Electrical submersible pumps are commonly used in oil and gas wells for producing large volumes of well fluid. An electrical submersible pump (hereinafter referred to "ESP") normally has a centrifugal pump with a large number of stages of impellers and diffusers. The pump is driven by a downhole motor, which is a large three-phase AC motor. A seal section separates the motor from the pump for equalizing internal pressure of lubricant within the motor to that of the well bore. Often, additional components will be included, such as a gas separator, a sand separator and a pressure and temperature measuring module. Large ESP assemblies may exceed 100 feet in length.
An ESP is normally installed by securing it to a string of production tubing and lowering the ESP assembly into the well. Production tubing is made up of sections of pipe, each being about 30 feet in length. The well will be dead, that is not be capable of flowing under its own pressure, while the pump and tubing are lowered into the well. To prevent the possibility of a blowout, a kill fluid may be loaded in the well, the kill fluid having a weight that provides a hydrostatic pressure significantly greater than that of the formation pressure. During operation, the pump draws from well fluid in the casing and discharges it up through the production tubing.
While kill fluid provides safety, it can damage the formation by encroaching into the formation. Sometimes it is difficult to achieve desired flow from the earth formation after kill fluid has been employed. The kill fluid adds expense to a workover and must be disposed of afterward. ESPs have to be retrieved periodically, generally around every 18 months, to repair or replace the components of the ESP. It would be advantageous to avoid using a kill fluid. However, in wells that are live, that is wells that contain enough pressure to flow or potentially have pressure at the surface, there is no satisfactory way to retrieve an ESP and reinstall an ESP on conventional production tubing.
Coiled tubing has been used for a number of years for deploying various tools in wells, including wells that are live. A pressure controller, often referred to as a stripper or blowout preventer, is mounted at the upper end of the well to seal around the coiled tubing while the coiled tubing is moving into or out of the well. The coiled tubing comprises steel tubing that wraps around a large reel. An injector grips the coiled tubing and forces it from the reel into the well.

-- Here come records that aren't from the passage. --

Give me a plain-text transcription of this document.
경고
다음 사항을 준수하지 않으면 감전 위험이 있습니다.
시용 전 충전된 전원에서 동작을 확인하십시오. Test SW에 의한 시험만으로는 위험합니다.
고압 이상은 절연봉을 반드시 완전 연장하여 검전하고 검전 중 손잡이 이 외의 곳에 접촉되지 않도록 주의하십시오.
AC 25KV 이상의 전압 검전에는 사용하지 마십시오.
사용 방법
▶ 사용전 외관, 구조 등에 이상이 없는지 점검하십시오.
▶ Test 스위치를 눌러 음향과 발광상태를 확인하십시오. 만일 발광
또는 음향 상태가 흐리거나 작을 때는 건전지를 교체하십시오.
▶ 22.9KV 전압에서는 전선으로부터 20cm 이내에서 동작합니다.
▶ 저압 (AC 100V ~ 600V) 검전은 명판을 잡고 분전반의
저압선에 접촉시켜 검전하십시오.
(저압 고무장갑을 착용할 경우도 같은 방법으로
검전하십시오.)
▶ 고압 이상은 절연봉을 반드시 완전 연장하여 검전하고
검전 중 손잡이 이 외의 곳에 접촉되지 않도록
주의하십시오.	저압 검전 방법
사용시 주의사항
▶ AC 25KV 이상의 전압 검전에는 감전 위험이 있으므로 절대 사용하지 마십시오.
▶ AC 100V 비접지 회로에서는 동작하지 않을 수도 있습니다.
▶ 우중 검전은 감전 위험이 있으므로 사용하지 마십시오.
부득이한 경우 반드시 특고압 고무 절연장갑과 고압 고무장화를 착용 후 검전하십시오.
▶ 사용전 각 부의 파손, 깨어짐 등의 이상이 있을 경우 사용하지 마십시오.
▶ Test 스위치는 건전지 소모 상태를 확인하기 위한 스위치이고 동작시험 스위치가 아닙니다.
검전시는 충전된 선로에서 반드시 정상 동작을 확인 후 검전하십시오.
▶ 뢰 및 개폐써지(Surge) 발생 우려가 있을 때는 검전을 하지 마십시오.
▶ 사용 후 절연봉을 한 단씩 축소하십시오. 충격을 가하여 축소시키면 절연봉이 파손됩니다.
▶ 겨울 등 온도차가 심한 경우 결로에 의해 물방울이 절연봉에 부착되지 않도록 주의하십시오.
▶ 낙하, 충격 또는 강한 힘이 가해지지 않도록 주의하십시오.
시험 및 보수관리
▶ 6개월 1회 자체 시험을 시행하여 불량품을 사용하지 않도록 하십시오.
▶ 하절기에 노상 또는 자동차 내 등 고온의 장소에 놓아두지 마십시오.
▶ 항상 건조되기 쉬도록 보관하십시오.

The preferred coiled tubing for an ESP has the power cable inserted through the coiled tubing. Various systems are employed to support the power cable to the coiled tubing to avoid the power cable parting of its own weight. Some of the systems utilize anchors that engage the coiled tubing and are spaced along the length of the coiled tubing. Another uses a liquid to provide buoyancy to the cable within the coiled tubing. In the coiled tubing deployed systems, the pump discharges into a liner or in casing. A packer separates the intake of the pump from the discharge into the casing. Although there are some patents and technical literature dealing with deploying ESPs on coiled tubing, only a few installations have been done to date. To applicant's knowledge, none of these installations involve deploying an ESP on coiled tubing into a live well.
While deploying tools within a live well, safety rules require that while workers are nearby, there must be two independent pressure barriers to prevent a blowout. It is known in the prior art to install a packer downhole then land a stinger portion of an ESP in the bore of the packer. There is also prior art that suggests that a safety valve may be incorporated with the packer to provide a first safety barrier.
The second pressure barrier has been proposed in the prior art to be located at the surface. Blowout preventers (BOP) are well known that will seal on cylindrical members and still allow downward movement of that cylindrical member. Some types have an annular element that is deformed into sealing engagement with whatever cylindrical member is located therein, regardless of the diameter. Ram-types have two separate members, each with a semi-cylindrical concave inner profile, that are forced against a cylindrical object of a predetermined diameter. However, ESP assemblies are made up of connections between the various components that present discontinuities in the cylindrical configurations of the components. The connections typically are flanged and have smaller outer diameters than the components. A BOP would not be able to seal on a connection as it is lowered past because of the discontinuity. Positioning the ESP assembly in an isolation chamber below a coiled tubing lubricator and above a BOP on the wellhead would allow an upper pressure barrier to be maintained at all times. However, the length of the ESP assembly in many cases makes this solution impractical.
Snubbers are used for lowering tools into a well, particularly where a draw works is not available. A snubber mounts on top of a BOP and has hydraulic rams to raise and lower a set of tubing slips. A lower second set of slips holds the equipment while the top slips get another "bite". Snubbers may be used to pull equipment from a well or force the equipment into the well, sometimes through deviations or collapsed sections of casing. Snubbers have occasionally been used to install and retrieve ESP assemblies, but not with any live wells.
Technical literature has discussed deploying an ESP and coiled tubing in a live well. However, the literature does not address all of the concerns mentioned above concerning maintaining two pressure barriers at all times.